You can view the date at which each unit is completed as a random variable. For each unit, you are given three probabilities. For the first unit, P(U ₁ < 6/28) = 0.2, P(U ₁ > 8/2) = 0.2, and P(U ₁ < 7/18) = 0.5, where 7/18 is the median.

If we assume that U ₁ is normally distributed, then its median and average are equal to 7/18, and the probabilities P(U ₁ < k ₁ ) = 0.2 and P(U ₁ > k ₂ ) = 0.2 must be for k ₁ and k ₂ equally distant to the mean 7/18. This is not the case for U ₁ , indicating that U ₁ is most likely not normally distributed.

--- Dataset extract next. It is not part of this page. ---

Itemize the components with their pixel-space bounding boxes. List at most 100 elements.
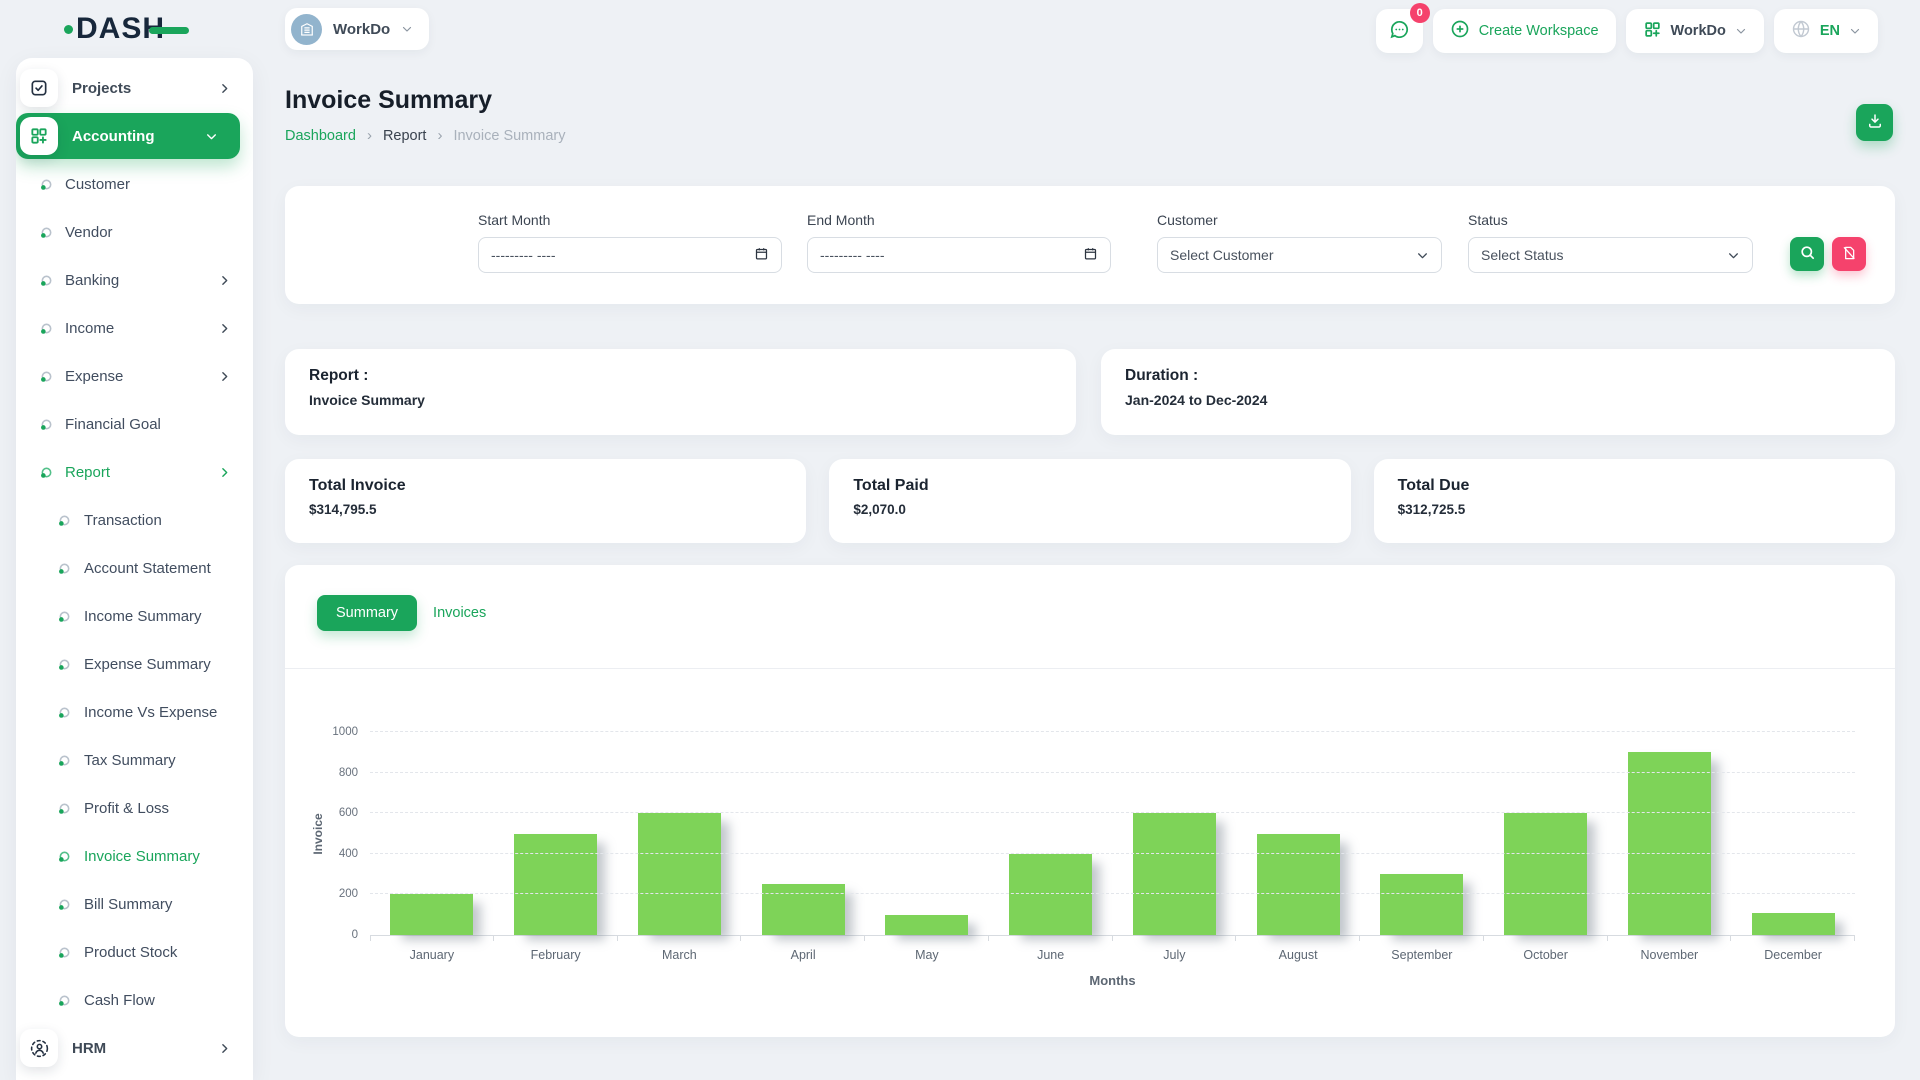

You may want to consider other probability distributions that are skewed and where the median is at 0.5 probability. There are the Exponentially modified Gaussian distribution , the Skew normal distribution , and many others. Whatever knowledge you may have about the production of units may help selecting a probability distribution.

Assume we want to use a normal distribution. Instead of working with dates, we will work with day numbers with day 1 being 7/1. We need to estimate for each unit, the parameters of its normal distribution, that is, the mean and standard deviation given the three probability points we have. Because the normal distribution is symetrical, the mean is the middle day between the worst/best 20% days. For U ₁ the mean would be m ₁ = (33 - (-2)) / 2 + -2 = 15.5. We know that P(U ₁ > 33) = 0.2. This occurs for a N(0;1) > 0.84. So, the standard deviation s ₁ = (33 - 15.5) / 0.84 = 20.8. Knowing m ₁ and s ₁ , we can calculate the probability that U ₁ will be completed in July, that is, P(U ₁ ~ N(m ₁ ;s ₁ ) < 32). The same estimation is done for all N units. This gives us N probabilities, that is, the probabilities that the units be completed in July.

To calculate the probability that R of the N units will be completed in July, refer to the following answers.

• How to determine probability of 0 to N events occurring given probability of each of those N events?
• Probability of exactly k out of n events occuring
• Probability-generating function

Finally, it is assumed that the production of units are independent. If this is not the case (for example, two units that depend on a common supplier of parts), then the calculated probabilities might not be good. But I think the best improvement would be to find a distribution that reprensent your data better than the normal distribution.